12. The computing system of claim 11, wherein the incident score is further calculated based at least in part on an incident duration parameter, indicating a length of time since the real-time QoS parameter dropped below the baseline QoS parameter.

13. The computing system of claim 11, wherein the incident score is further calculated based at least in part on an area priority parameter, indicating a priority of the geographic area.

14. The computing system of claim 11, wherein the data traffic is automatically redirected based at least in part on the incident score exceeding a threshold.

15. The computing system of claim 11, wherein the instructions are further executable to measure a first baseline candidate for a first previous interval of time, and a second baseline candidate for a second previous interval of time, and select, as the baseline QoS parameter, whichever of the first baseline candidate and the second baseline candidate is higher.

16. The computing system of claim 11, wherein the instructions are further executable to, in response to determining that the real-time QoS parameter is lower than the baseline QoS parameter, progressively decrease the baseline QoS parameter by up to a maximum baseline adjustment.

17. The computing system of claim 11, wherein the instructions are further executable to periodically recalculate the incident score, and in response to determining that the incident score has not increased for at least a reset threshold period of time, reset the incident score to a minimum value.

18. The computing system of claim 11, wherein the instructions are further executable to calculate relative contribution scores for the first CDN and the second CDN, and wherein the data traffic is redirected based at least in part on determining that a relative contribution score for the first CDN exceeds a threshold.

19. The computing system of claim 11, wherein the geographic area is one of a plurality of different geographic areas, and wherein the instructions are further executable to measure a plurality of other real-time QoS parameters for each of the plurality of different geographic areas.

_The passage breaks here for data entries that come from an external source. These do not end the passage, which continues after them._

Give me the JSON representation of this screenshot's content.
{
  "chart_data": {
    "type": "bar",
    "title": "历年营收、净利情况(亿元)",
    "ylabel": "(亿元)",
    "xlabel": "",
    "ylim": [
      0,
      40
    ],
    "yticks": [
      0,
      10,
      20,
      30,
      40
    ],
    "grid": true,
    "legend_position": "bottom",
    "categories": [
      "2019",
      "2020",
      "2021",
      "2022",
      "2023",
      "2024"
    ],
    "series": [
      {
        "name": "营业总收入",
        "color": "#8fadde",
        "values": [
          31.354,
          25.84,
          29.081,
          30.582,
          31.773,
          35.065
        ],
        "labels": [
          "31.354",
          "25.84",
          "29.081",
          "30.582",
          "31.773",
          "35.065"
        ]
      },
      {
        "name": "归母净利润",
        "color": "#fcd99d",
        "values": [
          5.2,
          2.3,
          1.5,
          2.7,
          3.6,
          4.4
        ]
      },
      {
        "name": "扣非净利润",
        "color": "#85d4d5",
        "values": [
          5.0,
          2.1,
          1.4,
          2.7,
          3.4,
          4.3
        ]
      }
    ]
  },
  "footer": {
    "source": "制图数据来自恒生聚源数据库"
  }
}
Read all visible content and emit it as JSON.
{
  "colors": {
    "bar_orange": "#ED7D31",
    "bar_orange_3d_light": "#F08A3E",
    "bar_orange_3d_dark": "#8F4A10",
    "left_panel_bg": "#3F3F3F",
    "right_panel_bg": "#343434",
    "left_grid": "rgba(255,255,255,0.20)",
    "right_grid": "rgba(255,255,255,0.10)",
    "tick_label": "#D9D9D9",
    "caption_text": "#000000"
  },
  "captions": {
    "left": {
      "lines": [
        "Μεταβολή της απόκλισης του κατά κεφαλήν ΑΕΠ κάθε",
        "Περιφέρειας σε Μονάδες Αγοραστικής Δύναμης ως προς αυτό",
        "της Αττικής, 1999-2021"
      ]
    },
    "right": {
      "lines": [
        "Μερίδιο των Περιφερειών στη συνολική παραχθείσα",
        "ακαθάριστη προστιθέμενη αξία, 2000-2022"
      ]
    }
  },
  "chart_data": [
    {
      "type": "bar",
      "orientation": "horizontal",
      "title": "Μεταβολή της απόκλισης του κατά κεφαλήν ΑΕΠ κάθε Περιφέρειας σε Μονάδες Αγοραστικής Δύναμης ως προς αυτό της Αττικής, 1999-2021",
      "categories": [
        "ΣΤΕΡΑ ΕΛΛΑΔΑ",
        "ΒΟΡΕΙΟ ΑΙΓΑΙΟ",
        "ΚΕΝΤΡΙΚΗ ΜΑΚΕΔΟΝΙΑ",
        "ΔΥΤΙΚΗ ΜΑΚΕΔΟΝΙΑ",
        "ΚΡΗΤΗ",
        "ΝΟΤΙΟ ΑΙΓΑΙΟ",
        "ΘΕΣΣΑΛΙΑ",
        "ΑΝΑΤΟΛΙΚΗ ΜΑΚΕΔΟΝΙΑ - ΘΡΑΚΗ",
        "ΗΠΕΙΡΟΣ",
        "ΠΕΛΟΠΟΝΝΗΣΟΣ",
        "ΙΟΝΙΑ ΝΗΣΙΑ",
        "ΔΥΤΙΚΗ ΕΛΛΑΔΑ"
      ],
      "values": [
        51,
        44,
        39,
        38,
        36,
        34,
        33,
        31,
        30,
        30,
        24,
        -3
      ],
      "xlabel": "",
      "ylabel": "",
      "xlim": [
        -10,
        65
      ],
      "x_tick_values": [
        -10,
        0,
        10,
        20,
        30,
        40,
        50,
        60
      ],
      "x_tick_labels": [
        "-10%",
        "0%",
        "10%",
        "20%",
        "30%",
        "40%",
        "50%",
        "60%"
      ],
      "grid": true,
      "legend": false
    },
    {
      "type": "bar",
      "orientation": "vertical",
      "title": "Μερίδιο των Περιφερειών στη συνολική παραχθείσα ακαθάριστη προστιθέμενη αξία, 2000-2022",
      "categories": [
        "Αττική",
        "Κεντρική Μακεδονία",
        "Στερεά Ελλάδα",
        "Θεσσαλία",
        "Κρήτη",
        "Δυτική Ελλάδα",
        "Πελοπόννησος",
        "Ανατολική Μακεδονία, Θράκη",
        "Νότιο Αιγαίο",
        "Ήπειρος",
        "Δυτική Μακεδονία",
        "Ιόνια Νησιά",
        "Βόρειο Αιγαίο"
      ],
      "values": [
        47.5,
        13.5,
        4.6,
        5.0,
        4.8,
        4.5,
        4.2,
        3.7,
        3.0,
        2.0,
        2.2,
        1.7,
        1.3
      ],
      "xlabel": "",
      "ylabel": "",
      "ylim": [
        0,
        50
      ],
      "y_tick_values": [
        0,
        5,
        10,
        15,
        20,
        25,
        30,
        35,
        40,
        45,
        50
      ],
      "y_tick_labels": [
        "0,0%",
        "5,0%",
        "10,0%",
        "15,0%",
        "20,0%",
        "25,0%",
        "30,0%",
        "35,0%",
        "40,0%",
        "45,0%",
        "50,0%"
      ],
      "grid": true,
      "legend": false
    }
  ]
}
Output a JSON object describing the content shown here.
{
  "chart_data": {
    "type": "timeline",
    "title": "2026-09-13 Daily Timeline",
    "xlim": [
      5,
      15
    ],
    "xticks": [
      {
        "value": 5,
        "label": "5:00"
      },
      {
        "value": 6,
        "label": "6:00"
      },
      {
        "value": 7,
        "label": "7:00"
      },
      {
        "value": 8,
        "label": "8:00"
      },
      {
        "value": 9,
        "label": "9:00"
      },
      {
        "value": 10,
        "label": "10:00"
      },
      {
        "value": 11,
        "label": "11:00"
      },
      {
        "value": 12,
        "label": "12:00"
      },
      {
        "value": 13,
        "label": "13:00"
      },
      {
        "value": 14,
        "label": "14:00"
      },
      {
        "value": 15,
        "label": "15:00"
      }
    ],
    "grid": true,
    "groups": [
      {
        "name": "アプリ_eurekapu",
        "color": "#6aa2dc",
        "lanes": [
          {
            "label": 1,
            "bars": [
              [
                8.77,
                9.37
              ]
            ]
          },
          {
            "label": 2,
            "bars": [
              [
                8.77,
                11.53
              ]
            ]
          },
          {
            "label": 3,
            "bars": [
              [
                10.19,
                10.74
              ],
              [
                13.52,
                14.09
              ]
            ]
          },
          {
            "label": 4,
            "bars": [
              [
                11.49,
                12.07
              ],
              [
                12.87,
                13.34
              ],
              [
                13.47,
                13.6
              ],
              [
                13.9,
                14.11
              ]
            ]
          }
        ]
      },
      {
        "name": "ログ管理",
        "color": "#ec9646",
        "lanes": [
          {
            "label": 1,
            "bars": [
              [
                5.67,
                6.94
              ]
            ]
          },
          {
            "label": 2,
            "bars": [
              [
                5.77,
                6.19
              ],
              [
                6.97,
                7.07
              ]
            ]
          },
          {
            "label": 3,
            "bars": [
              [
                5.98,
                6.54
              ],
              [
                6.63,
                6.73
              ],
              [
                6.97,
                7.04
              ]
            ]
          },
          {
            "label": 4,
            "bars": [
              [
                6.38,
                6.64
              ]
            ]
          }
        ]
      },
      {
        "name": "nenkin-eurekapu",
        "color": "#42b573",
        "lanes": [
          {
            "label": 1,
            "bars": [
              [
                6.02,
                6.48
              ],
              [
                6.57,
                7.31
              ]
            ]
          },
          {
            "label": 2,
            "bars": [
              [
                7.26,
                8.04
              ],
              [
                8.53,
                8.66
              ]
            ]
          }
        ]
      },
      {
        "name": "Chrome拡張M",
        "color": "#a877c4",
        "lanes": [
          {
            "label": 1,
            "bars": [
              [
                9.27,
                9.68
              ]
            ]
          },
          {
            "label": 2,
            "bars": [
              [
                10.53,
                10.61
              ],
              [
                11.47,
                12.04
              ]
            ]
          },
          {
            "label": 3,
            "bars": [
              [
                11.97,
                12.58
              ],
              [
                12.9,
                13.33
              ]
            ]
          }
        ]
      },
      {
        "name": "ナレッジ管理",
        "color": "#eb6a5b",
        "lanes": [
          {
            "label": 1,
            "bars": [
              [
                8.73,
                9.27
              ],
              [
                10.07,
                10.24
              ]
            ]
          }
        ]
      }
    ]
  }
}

20. A method for redirecting livestreamed video data traffic in a computer network, the method comprising:

monitoring transmission of livestreamed video data traffic to a plurality of client computing devices in a geographic area via a computer network, wherein the computer network includes at least a first content delivery network (CDN) and a second CDN;

measuring a real-time Quality of Service (QoS) parameter that indicates a network performance of the computer network in the geographic area during a current time interval;

detecting that the real-time QoS parameter is lower than a baseline QoS parameter that indicates a historical performance of the computer network in the geographic area;

calculating an incident score that quantifies a degradation in the network performance in the geographic area, based at least in part on the real-time QoS parameter, the baseline QoS parameter, an incident duration parameter indicating a length of time since the real-time QoS parameter dropped below the baseline QoS parameter, and an area priority parameter indicating a priority of the geographic area; and

automatically redirecting the livestreamed video data traffic based at least in part on the incident score, such that a first portion of the livestreamed video data traffic delivered to the plurality of client computing devices using the first CDN is reduced, and a second portion of the livestreamed video data traffic delivered using the second CDN is increased.